Ekonomik veri takvimi
29 Temmuz 2024, Pazartesi Almanya Perakende Satışlar (Aylık-Yıllık)
30 Temmuz 2024, Salı Japonya İşsizlik Oranı
30 Temmuz 2024, Salı Almanya GSYH (2. Çeyrek)
30 Temmuz 2024, Salı Almanya TÜFE (Aylık-Yıllık)
30 Temmuz 2024, Salı Euro Bölgesi GSYH (2. Çeyrek)

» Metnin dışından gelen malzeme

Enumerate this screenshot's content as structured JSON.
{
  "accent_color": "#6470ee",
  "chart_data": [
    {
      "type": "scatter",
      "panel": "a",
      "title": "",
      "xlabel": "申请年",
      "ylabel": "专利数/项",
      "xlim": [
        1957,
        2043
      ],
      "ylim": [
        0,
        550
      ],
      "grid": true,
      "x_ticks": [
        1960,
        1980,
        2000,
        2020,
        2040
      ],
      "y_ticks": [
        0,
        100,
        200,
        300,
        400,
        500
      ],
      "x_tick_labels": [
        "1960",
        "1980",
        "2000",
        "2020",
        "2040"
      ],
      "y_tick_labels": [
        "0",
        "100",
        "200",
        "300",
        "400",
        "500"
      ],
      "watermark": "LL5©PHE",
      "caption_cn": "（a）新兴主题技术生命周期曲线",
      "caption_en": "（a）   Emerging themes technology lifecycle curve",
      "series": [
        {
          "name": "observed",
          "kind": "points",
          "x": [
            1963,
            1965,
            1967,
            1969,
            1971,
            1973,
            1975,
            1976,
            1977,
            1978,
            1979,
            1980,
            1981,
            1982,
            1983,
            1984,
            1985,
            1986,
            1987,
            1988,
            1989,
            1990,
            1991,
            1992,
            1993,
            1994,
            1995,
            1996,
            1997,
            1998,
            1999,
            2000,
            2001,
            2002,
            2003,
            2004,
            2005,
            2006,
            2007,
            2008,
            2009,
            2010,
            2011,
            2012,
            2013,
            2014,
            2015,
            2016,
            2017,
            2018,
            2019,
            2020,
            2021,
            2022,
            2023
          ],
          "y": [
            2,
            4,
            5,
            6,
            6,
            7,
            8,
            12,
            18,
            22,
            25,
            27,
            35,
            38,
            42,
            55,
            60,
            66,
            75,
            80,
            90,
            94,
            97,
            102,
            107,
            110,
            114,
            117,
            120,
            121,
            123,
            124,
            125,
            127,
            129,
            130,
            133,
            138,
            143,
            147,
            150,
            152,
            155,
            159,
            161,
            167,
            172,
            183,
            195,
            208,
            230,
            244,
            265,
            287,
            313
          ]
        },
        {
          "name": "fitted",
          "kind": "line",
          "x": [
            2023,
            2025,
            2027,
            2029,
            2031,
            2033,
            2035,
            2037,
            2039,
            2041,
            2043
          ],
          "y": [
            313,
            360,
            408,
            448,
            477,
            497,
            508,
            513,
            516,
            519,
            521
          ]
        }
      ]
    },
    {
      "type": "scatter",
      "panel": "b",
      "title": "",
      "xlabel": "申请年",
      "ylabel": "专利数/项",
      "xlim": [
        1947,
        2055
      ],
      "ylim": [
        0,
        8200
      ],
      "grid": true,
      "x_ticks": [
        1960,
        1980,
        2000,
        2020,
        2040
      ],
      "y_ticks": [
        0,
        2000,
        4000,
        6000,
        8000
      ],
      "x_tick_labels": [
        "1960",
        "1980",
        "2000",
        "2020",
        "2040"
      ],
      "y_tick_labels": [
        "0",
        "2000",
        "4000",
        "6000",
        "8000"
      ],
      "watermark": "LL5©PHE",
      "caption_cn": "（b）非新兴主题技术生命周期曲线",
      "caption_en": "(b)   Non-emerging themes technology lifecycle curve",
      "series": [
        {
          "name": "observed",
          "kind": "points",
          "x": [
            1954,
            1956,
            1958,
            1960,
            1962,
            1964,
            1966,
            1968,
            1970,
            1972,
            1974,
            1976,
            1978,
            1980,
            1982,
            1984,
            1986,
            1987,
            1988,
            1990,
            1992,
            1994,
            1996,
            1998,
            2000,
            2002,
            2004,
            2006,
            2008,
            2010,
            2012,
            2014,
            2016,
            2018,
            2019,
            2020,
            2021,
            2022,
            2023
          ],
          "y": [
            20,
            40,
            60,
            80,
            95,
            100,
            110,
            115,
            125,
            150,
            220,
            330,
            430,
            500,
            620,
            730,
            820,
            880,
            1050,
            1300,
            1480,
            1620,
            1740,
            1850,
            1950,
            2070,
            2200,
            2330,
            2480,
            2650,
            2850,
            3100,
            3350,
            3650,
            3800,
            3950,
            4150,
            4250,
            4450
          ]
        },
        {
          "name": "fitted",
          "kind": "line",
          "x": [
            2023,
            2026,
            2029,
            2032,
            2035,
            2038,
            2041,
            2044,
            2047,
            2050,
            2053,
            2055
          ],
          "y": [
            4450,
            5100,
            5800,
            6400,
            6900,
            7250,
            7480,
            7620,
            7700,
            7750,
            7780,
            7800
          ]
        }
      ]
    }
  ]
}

30 Temmuz 2024, Salı Euro Bölgesi Güven Endeksleri
30 Temmuz 2024, Salı ABD Tüketici Güven Endeksi
31 Temmuz 2024, Çarşamba Japonya Perakende Satışlar (Aylık-Yıllık)
31 Temmuz 2024, Çarşamba Çin İmalat/Genel PMI
31 Temmuz 2024, Çarşamba Japonya Faiz Oranı
31 Temmuz 2024, Çarşamba Türkiye Dış Ticaret Dengesi
31 Temmuz 2024, Çarşamba Almanya İşsizlik Oranı
31 Temmuz 2024, Çarşamba ABD Faiz Oranı
01 Ağustos 2024, Perşembe Çin İmalat Sektörü PMI
01 Ağustos 2024, Perşembe Türkiye İmalat Sektörü PMI
01 Ağustos 2024, Perşembe Almanya İmalat Sektörü PMI
01 Ağustos 2024, Perşembe Euro Bölgesi İmalat Sektörü PMI
01 Ağustos 2024, Perşembe İngiltere Faiz Oranı
01 Ağustos 2024, Perşembe ABD İmalat Sektörü PMI
02 Ağustos 2024, Cuma ABD İşsizlik Oranı
Ekonomi ve finans sözlüğü
İşgücü: Çalışma çağında olan nüfustan çalışma arzusu göstererek işgücü piyasasına dâhil olanlar işgücünde kabul edilmektedir. İş aradığı halde henüz iş bulamayanlar, diğer bir ifadeyle işsiz konumda olanlar ile çalışanların toplamı işgücünü oluşturmaktadır. (TCMB).